Cars no longer coveted by young

New generation of consumers views autos as exhorbitant waste, not status symbol

by Yuri Kageyama

The Associated Press

To get around the city, Yutaka Makino hops on his skateboard or takes the trains. Does he dream of the day when he owns his own car? Not a chance.

Like many Japanese of his generation, the 28-year-old musician and part-time maintenance worker says owning a car is more trouble than it’s worth, especially in a congested city where monthly parking runs as much as ¥30,000 ($330), and gas costs about ¥100 a liter (about $3.50 a gallon).

That kind of thinking — which has been dubbed by automakers as “kuruma banare,” or “demotorization” — represents a U-turn from the thinking of earlier generations of Japanese who viewed cars as status symbols. The trend is worrying auto executives who fear the nation’s love affair with automobiles is coming to an end.

“Young people’s interest is shifting from cars to communication tools like personal computers, mobile phones and services,” said Yoichiro Ichimaru, who oversees domestic sales at Toyota.

The Japan Automobile Manufacturers Association predicts auto sales in Japan will fall to 4.86 million in 2009 — the first drop below 5 million in more than three decades. Sales for 2008 are expected to reach 5.11 million, the worst since 1980.

Vehicle sales peaked at 7.78 million vehicles in 1990 during the go-go “bubble” economy. After that imploded, however, Japan was mired in a decade-long slowdown that squelched consumer spending and sent car sales downhill. Surging gas prices, which have begun to subside only recently, also eroded sales.

“The changes in individuals’ values on cars came cumulatively over time,” said Nissan Chief Operating Officer Toshiyuki Shiga. “The change in young people’s attitude toward cars didn’t happen overnight. So we have to keep convincing them cars are great.”

To do that, Nissan Motor Co. has stocked dealerships with colorful accessories to appeal to Japanese women’s alleged penchant for “cute” things and signed major league star Ichiro to do splashy TV ads for one of its new models, among other efforts.

Toyota, the nation’s biggest car maker, has hosted test-drive events, taken part in fashion shows and even developed its own suburban shopping mall with a dealership to reach out to buyers.

About half the autos produced in Japan are sold in Japan, while the other half are exported. But the U.S. market — where more profitable models like light trucks tend to be popular — is more lucrative.

Still, the disenchantment with cars is cause for concern. Americans, after all, are expected to start buying cars again — eventually — partly because of the inadequacy of mass transit there.

It’s a different story in Japanese cities, where streets are clogged but trains are efficient.

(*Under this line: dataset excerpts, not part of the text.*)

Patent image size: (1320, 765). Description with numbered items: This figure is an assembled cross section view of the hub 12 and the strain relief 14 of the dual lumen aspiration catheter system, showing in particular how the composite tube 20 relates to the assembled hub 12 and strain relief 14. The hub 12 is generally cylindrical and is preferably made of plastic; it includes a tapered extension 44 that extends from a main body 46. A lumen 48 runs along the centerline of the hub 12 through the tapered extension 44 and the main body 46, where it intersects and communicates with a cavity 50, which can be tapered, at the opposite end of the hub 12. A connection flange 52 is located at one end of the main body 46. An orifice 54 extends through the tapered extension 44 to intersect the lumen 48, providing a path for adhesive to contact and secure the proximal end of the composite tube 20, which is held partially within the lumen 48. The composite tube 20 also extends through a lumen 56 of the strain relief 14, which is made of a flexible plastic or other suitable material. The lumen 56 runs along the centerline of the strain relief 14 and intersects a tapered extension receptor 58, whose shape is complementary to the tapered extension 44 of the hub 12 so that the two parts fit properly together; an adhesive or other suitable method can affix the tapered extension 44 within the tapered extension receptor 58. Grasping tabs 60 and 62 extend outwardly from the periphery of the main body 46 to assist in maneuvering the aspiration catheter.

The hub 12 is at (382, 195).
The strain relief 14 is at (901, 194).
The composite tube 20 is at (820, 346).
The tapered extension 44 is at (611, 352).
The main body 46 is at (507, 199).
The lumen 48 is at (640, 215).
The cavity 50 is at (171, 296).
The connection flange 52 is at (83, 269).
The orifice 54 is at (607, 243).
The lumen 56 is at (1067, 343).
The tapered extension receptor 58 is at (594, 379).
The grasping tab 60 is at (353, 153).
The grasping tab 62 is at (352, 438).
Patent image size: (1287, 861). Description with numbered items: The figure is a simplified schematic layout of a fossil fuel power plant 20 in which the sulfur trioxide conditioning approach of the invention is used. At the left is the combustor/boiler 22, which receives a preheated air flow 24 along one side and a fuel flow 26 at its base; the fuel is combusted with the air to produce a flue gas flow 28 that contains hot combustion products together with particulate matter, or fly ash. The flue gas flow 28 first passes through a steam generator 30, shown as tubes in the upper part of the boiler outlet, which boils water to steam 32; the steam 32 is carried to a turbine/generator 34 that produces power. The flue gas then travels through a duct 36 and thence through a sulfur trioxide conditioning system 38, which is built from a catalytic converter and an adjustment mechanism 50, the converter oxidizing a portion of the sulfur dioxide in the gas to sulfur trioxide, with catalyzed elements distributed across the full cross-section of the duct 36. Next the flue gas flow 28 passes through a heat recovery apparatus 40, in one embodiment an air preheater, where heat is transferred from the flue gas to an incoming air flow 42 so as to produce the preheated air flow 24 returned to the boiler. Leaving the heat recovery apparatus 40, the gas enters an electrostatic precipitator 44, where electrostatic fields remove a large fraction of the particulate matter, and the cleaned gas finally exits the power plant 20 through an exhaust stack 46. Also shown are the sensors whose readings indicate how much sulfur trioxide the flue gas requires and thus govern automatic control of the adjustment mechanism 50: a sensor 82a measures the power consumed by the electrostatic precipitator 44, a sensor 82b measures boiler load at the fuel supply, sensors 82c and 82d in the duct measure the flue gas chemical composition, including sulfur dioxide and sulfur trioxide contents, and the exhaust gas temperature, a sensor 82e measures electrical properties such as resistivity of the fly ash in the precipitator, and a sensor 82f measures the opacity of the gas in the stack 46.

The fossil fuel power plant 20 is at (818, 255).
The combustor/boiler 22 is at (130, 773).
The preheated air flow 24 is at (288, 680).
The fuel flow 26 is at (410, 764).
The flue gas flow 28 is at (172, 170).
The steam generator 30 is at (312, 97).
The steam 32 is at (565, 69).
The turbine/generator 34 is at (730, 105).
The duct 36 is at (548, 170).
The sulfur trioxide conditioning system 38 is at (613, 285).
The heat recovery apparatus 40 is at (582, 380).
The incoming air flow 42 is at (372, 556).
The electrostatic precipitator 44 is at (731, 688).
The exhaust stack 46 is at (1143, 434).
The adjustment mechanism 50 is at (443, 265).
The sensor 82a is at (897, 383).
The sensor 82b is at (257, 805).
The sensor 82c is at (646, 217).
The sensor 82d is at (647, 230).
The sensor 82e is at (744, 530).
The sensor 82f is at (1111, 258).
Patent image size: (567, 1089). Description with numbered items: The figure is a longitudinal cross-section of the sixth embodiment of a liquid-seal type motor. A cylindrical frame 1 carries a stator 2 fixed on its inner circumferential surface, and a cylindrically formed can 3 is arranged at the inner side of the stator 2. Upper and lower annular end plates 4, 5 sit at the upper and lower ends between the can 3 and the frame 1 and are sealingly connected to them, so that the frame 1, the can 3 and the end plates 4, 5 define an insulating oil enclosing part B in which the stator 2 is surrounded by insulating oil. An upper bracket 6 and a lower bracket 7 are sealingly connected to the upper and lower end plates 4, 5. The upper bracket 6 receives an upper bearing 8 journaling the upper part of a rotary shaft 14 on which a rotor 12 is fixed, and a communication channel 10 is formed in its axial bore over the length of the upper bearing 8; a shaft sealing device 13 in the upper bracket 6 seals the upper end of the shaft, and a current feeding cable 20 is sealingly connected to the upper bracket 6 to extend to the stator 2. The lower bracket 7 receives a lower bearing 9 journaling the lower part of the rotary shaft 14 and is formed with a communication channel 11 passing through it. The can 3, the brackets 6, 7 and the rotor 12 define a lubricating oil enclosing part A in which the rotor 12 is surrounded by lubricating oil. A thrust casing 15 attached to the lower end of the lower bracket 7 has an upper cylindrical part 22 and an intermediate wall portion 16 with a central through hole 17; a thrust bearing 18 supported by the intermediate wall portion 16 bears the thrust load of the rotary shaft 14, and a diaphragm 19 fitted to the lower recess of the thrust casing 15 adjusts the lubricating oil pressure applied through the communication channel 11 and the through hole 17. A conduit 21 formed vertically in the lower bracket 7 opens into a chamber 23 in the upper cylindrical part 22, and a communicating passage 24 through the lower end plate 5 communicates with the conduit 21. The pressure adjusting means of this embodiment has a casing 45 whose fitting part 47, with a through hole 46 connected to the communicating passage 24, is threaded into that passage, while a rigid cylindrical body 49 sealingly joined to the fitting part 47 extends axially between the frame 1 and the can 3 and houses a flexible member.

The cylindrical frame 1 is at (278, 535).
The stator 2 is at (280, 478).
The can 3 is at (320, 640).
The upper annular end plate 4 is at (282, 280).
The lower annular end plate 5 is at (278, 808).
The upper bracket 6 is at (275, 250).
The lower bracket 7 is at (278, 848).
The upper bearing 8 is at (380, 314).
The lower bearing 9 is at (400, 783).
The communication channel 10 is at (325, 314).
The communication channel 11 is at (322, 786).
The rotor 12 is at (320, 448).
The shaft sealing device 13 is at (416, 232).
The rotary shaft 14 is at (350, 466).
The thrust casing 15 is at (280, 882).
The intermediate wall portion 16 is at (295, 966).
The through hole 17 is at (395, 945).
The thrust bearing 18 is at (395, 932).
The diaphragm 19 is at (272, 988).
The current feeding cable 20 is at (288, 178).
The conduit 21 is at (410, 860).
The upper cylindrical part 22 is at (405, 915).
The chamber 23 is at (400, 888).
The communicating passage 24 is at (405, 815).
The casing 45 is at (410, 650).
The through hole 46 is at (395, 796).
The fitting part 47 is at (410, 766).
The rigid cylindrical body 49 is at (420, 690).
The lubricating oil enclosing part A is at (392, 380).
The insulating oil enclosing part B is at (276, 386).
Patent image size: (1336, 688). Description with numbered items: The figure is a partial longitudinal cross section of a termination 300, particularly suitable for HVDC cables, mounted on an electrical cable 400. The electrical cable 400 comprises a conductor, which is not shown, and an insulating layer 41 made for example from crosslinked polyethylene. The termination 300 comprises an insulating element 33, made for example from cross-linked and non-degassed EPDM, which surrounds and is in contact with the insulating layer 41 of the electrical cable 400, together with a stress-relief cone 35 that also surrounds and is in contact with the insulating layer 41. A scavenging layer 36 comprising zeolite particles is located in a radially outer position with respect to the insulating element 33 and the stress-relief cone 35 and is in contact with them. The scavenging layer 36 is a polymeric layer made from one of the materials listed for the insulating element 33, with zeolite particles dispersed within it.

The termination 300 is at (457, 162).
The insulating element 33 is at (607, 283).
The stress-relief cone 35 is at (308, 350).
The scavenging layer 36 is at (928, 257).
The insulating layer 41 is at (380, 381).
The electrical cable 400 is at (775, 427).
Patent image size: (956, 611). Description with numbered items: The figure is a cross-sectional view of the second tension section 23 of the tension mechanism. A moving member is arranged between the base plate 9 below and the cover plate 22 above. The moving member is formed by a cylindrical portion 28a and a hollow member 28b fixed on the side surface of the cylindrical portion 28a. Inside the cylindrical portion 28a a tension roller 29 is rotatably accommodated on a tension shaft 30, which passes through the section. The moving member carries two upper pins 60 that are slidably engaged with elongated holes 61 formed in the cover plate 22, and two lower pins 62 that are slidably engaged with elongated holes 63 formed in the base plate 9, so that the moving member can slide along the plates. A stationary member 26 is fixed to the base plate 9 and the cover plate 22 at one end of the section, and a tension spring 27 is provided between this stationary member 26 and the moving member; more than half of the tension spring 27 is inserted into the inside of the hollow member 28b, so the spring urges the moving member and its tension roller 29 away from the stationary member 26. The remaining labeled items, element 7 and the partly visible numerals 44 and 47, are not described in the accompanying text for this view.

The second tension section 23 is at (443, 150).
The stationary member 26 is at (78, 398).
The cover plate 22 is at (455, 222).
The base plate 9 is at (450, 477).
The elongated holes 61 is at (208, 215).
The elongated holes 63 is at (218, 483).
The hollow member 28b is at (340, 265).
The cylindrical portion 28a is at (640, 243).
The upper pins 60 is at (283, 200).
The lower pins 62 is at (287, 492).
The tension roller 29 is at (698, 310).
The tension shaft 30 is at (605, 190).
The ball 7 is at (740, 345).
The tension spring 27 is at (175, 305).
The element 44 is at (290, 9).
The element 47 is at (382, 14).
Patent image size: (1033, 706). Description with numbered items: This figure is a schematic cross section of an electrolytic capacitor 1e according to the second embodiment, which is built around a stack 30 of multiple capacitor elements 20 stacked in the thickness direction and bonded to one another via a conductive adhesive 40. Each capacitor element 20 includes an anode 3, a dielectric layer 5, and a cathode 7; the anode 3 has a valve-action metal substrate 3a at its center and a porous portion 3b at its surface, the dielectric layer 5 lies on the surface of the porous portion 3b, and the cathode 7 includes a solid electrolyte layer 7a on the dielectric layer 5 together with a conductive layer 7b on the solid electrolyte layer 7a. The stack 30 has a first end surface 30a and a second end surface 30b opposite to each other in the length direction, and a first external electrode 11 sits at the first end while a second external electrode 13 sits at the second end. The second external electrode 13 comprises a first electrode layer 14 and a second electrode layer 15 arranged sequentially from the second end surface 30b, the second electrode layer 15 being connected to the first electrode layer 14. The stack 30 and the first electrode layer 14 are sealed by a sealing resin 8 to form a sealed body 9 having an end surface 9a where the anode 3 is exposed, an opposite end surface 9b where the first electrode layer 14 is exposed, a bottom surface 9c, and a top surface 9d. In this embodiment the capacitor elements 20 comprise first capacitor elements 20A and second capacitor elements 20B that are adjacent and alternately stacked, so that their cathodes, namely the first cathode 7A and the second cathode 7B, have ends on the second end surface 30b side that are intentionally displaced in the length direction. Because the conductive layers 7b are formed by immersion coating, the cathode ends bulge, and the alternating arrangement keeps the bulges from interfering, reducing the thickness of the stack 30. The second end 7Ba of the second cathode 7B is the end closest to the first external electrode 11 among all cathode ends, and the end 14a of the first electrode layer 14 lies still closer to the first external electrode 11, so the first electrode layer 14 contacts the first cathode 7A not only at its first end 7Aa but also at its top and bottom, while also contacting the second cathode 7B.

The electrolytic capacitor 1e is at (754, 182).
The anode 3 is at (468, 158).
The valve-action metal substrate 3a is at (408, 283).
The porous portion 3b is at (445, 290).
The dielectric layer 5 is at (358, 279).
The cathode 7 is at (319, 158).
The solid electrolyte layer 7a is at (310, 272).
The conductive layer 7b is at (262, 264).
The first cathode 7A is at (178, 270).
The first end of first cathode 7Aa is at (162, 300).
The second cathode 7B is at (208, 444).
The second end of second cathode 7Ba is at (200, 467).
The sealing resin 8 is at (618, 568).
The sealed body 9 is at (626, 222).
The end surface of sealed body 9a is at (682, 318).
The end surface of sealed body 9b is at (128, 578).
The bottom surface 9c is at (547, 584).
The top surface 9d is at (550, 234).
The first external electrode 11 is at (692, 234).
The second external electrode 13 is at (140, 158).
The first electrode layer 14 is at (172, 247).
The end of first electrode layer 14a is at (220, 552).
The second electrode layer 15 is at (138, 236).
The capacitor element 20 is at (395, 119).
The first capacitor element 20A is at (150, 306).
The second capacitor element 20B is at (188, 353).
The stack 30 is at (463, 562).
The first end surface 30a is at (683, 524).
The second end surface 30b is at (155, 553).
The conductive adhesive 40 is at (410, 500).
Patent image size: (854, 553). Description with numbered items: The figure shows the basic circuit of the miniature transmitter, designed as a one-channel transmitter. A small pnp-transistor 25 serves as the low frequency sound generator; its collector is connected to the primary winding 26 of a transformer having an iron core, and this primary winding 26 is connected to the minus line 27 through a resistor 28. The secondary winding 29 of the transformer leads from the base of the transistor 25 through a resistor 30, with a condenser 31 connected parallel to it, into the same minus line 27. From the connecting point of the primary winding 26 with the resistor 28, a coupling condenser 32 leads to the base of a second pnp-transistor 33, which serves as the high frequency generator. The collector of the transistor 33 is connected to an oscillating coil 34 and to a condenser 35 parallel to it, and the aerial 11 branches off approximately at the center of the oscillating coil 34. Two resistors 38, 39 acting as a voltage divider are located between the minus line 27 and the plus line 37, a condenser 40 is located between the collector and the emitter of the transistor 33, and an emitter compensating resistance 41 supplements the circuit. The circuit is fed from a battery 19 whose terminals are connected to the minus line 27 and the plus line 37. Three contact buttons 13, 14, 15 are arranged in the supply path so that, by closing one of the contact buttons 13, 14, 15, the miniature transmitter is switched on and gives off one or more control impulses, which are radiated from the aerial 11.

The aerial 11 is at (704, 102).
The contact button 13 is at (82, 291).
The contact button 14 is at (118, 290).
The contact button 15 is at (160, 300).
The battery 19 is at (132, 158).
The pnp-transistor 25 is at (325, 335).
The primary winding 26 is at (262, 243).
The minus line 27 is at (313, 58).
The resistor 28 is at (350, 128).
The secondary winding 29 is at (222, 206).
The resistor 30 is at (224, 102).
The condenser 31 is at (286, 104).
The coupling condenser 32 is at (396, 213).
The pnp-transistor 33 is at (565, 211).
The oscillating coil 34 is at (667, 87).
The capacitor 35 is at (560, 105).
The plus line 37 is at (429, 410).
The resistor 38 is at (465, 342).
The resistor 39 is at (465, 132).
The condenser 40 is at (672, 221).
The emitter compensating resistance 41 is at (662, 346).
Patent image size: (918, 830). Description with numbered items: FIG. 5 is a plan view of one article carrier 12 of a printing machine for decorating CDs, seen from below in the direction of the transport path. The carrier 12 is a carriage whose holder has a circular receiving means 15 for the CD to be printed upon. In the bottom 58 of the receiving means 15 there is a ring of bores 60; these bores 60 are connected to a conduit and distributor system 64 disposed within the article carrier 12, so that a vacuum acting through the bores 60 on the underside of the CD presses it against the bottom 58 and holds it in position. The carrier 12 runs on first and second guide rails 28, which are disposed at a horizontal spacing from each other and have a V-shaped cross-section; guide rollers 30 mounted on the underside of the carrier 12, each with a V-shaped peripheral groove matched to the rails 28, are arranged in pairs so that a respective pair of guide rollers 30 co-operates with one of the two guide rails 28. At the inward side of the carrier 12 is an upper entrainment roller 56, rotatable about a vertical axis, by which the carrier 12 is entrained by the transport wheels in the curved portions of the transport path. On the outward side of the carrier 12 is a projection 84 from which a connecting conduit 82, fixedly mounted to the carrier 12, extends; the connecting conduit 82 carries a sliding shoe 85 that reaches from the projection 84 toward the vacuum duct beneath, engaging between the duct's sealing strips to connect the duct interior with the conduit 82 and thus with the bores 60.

The domestic market also is shrinking due to a drop in population.

Makino, the young man who plays what he calls “organic folk music,” is typical of the new breed that scoffs at the sportscar-idolizing culture of the older generation.

He and his friends see cars as nothing more than a tool, much like a vacuum cleaner, not a reflection of their identity, tastes or income level. Makino’s father own a car, but he has never owned one. And he doesn’t know a Honda Fit from a Toyota Vitz.

“I don’t believe that having more things enriches you,” Makino said in a recent interview at his apartment, sitting among shelves of wooden crates. “If you stay happy in your soul then you can be happy without money.”

Companies like Toyota and Honda Motor Co., along with electronics giants like Sony Corp. and Panasonic Corp., are the mainstays of the world’s second-largest economy, and a hollowing out of manufacturing would be lethal.

Manufacturing accounts for a fifth of Japan’s gross domestic product but 90 percent of its exports, and any serious faltering in that sector would have ripple effects throughout the country and likely further depress auto sales.

Unlike other industrialized nations, there is a lack of other powerful sectors to drive the economy, such as financials and services. Consumer spending makes up about 60 percent of GDP.

The damage caused by a declining auto industry would be devastating because so many jobs would be affected — not only at plants but as parts makers, distributors and other companies, including those that make electronics, batteries and other products for the industry.

Already, automakers here have shed thousands of jobs at plants that have been producing cars for overseas markets with a bigger thirst for autos. Toyota is projecting its first operating loss in 70 years.

Some dealers are taking extraordinary steps to attract domestic customers.

Motoharu Ishii has turned his Honda dealership into a special shop for dog owners. Bigger dogs can’t travel in Japanese trains, and so pet owners may be among the last holdouts in car ownership.

He helps them fit their vehicles with cages, offers discount coupons at dog runs, and has a fuzzy mat ready for visiting pets — in the same way some dealers prepare play areas for children.

“We want our customers to stay even a bit longer in our showroom,” he said, adding that although sales haven’t shot up he has managed to prevent drastic drops. “The last thing you want is a deserted showroom. If it looks busy, it makes it easier for people to drop by.”